DA Secretary William Dar last week said the agency has terminated the preliminary safeguard investigation for the imposition of safeguard duties and decided to “actively discuss it with the economic development managers on October 24.”
Dar declined to provide the findings of the study that the investigation has initially arrived at.
Raul Montemayor, national manager of the Federation of Free Farmers (FFF) in a statement said given the urgency of the problem, the DA should have consulted the economic managers on the matter early on.
FFF expressed doubts the economic managers will look favorably on the imposition of safeguard measures on rice imports since they were the primary proponents of rice liberalization.
“(The economic managers) have frowned upon any government intervention in the rice market. They have repeatedly alluded to the suffering of farmers as mere birth pains and have argued that the benefit of the law to the consumers far outweighs the losses of farmers…,” Montemayor said.
He added: “there seems to be no sense of urgency and no appreciation of the serious difficulties that rice farmers are facing at present because of the surge of cheap rice imports.”

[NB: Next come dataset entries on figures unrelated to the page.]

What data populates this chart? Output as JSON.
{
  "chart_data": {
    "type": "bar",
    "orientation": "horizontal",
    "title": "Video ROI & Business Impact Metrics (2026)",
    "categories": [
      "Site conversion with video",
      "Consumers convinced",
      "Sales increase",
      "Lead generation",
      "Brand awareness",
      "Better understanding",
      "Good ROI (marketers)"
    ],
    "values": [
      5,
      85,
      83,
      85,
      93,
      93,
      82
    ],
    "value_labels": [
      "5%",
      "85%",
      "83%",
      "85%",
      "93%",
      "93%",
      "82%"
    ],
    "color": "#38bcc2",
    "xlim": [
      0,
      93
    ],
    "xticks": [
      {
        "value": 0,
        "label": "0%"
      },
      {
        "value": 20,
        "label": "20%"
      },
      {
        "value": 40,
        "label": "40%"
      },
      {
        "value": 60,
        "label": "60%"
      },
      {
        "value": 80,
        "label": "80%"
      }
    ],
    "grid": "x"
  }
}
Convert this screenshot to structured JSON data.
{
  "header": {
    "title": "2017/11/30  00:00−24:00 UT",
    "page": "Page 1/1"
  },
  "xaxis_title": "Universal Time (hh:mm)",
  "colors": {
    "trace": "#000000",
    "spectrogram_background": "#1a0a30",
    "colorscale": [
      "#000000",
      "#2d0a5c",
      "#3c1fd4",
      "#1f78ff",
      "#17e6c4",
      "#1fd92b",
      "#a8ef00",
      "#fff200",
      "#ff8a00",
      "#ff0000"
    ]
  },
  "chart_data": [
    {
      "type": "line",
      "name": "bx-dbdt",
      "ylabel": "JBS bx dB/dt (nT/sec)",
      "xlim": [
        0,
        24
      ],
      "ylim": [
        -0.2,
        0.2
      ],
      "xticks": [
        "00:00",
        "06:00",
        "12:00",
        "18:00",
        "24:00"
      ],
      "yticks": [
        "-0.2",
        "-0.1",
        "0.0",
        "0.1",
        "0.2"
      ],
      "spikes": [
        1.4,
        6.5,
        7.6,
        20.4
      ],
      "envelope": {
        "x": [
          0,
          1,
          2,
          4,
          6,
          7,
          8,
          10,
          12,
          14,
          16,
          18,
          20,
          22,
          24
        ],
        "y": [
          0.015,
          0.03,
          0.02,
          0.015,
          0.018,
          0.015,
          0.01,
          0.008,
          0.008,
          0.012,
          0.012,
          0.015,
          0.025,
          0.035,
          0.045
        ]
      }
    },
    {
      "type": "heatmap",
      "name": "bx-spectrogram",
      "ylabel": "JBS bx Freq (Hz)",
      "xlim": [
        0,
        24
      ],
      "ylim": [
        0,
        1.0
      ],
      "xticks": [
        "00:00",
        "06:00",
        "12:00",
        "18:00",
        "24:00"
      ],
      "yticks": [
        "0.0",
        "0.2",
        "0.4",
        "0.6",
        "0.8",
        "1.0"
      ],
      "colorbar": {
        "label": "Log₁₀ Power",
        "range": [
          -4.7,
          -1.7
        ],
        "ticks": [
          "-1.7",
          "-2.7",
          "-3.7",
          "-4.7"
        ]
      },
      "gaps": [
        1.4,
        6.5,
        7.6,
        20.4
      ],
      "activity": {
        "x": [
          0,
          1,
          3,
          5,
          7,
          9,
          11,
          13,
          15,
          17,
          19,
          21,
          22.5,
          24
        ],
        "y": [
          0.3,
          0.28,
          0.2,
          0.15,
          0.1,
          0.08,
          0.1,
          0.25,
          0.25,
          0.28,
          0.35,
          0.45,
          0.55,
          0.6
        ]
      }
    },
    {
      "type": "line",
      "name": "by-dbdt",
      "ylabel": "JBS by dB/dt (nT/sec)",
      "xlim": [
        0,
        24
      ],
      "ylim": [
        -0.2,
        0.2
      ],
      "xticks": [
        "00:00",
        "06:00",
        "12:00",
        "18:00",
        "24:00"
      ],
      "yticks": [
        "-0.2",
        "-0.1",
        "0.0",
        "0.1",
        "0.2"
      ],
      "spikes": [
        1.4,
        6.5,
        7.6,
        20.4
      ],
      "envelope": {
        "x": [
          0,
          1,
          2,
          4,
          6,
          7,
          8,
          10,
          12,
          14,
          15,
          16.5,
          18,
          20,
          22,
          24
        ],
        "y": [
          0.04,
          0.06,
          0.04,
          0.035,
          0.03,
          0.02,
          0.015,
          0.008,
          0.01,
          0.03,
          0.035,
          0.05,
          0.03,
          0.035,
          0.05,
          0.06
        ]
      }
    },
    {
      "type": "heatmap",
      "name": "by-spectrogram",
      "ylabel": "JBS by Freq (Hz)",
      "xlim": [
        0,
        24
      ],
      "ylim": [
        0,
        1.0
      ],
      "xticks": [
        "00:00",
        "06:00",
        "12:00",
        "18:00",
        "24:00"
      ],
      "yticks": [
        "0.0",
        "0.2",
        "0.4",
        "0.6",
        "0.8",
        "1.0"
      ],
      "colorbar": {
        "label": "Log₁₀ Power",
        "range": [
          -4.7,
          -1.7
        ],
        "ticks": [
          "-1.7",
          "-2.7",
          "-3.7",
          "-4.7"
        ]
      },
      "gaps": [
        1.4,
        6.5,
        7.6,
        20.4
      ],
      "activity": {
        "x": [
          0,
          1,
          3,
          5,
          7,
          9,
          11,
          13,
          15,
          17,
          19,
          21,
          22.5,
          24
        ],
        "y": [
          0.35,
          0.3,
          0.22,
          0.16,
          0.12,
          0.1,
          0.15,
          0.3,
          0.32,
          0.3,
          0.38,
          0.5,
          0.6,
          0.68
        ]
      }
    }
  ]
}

Montemayor added the rules on general safeguard duties were designed by the World Trade Organization precisely to allow governments to quickly and effectively address market emergencies brought about by trade liberalization.
“Delaying a decision defeats the purpose of the law, and may make the harm on farmers irreparable,” Montemayor said.
FFF said President Duterte cannot ban imports as the imposition of quantitative restrictions is not allowed by the Rice Liberalization Law.
But Montemayor said the Safeguard Measures Act can provide a legal avenue to set high duties during the harvest season to discourage further imports during the period.
FFF also said that the imposition of safeguard duties will not result in higher prices of rice for consumers if the Department of Trade and Industry can discipline traders and retailers as there is already enough inventory in the country of cheap imported rice to last us up to next year.
“Prices of imported rice should not go up because nobody will import at the high tariff plus you have the main harvests coming into the market this October to December,” Montemayor said.
The Philippine Chamber of Agriculture & Food Inc. earlier pushed for the imposition of at least 70 percent tariff on rice from the current 35 percent made through the safeguards provision.